French & Casey Successful in Appeal to Uphold Settlement Agreement in Action to Partition Real Property
May 4, 2018 Posted By News
On January 8, 2018, French & Casey argued a successful appeal before the Appellate Division, Third Department. On behalf of its client, French & Casey commenced an action to partition real property located in Ulster County, New York. In addition to appearing in this action, the Defendant commenced a separate action in Maryland state court against French & Casey’s client.
In this matter, the Plaintiff and Defendant had purchased real property as joint tenants in common. After issue was joined, the parties entered into a stipulation of settlement in open court whereby the Defendant agreed to convey her one-half interest in the real property and discontinue the Maryland action. The Honorable Lisa M. Fisher subsequently entered the Settlement Agreement as an order. Thereafter, the Defendant appealed Justice Fisher’s order, among others, arguing that the order retroactively modified the Settlement Agreement entered into in open court and that Justice Fisher’s order required the Defendant to discontinue her Maryland action.
On appeal, French & Casey argued that Justice Fisher’s order should be affirmed because the Settlement Agreement met the requirements of CPLR Sec. 2014. We further argued that the Defendant entered into the Settlement Agreement voluntarily and also agreed to voluntarily discontinue the Maryland action.
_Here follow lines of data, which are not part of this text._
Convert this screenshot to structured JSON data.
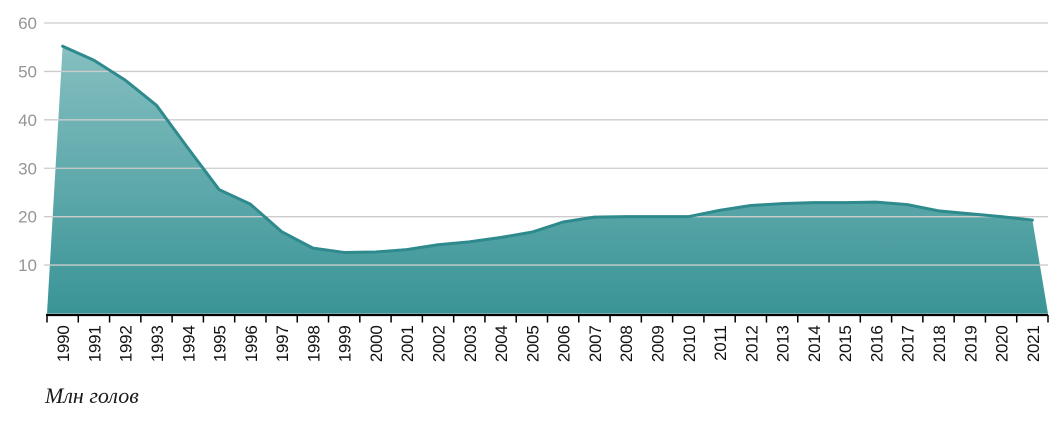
{
  "chart_data": {
    "type": "area",
    "title": "",
    "caption": "Млн голов",
    "categories": [
      "1990",
      "1991",
      "1992",
      "1993",
      "1994",
      "1995",
      "1996",
      "1997",
      "1998",
      "1999",
      "2000",
      "2001",
      "2002",
      "2003",
      "2004",
      "2005",
      "2006",
      "2007",
      "2008",
      "2009",
      "2010",
      "2011",
      "2012",
      "2013",
      "2014",
      "2015",
      "2016",
      "2017",
      "2018",
      "2019",
      "2020",
      "2021"
    ],
    "values": [
      55.2,
      52.3,
      48.2,
      43.0,
      34.2,
      25.6,
      22.6,
      16.9,
      13.5,
      12.6,
      12.7,
      13.2,
      14.2,
      14.8,
      15.7,
      16.8,
      18.9,
      19.9,
      20.0,
      20.0,
      20.0,
      21.3,
      22.3,
      22.7,
      22.9,
      22.9,
      23.0,
      22.5,
      21.2,
      20.6,
      20.0,
      19.3
    ],
    "xlabel": "",
    "ylabel": "",
    "ylim": [
      0,
      60
    ],
    "yticks": [
      10,
      20,
      30,
      40,
      50,
      60
    ],
    "grid": true,
    "legend": "none",
    "x_label_rotation": -90,
    "colors": {
      "line": "#2e8a8c",
      "fill_top": "#85bfc1",
      "fill_bottom": "#3a9496",
      "grid": "#cccccc",
      "axis": "#000000",
      "y_label": "#959595",
      "x_label": "#111111",
      "background": "#ffffff"
    }
  }
}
French & Casey further argued that the Defendant agreed to provide her and her spouse’s social security number and residential address as the Settlement Agreement contemplated that the deed granting title to French & Casey’s client would be recorded.
The Appellate Division, Third Department agreed with French & Casey’s argument on appeal and affirmed Justice Fisher’s order settling the matter. In a unanimous decision, the Appellate Division, Third Department held that the Settlement Agreement was enforceable and that Defendant’s conveyance of the real property to French & Casey’s client was a voluntary transfer. Moreover, the appellate court held that New York courts have recognized that it is prudent for a grantee to record the deed in order to be afforded the protections of New York State’s recording acts. As such, the appellate court found that the Defendant was required to provide the information necessary for the Plaintiff to record the deed.
Accordingly, the Appellate Division, Third Department affirmed the lower court’s orders and found the Defendant’s arguments on appeal to be without merit.
For further information, see Kekec v. Robinson, 159 A.D.3d 1161 (3d Dep’t 2018).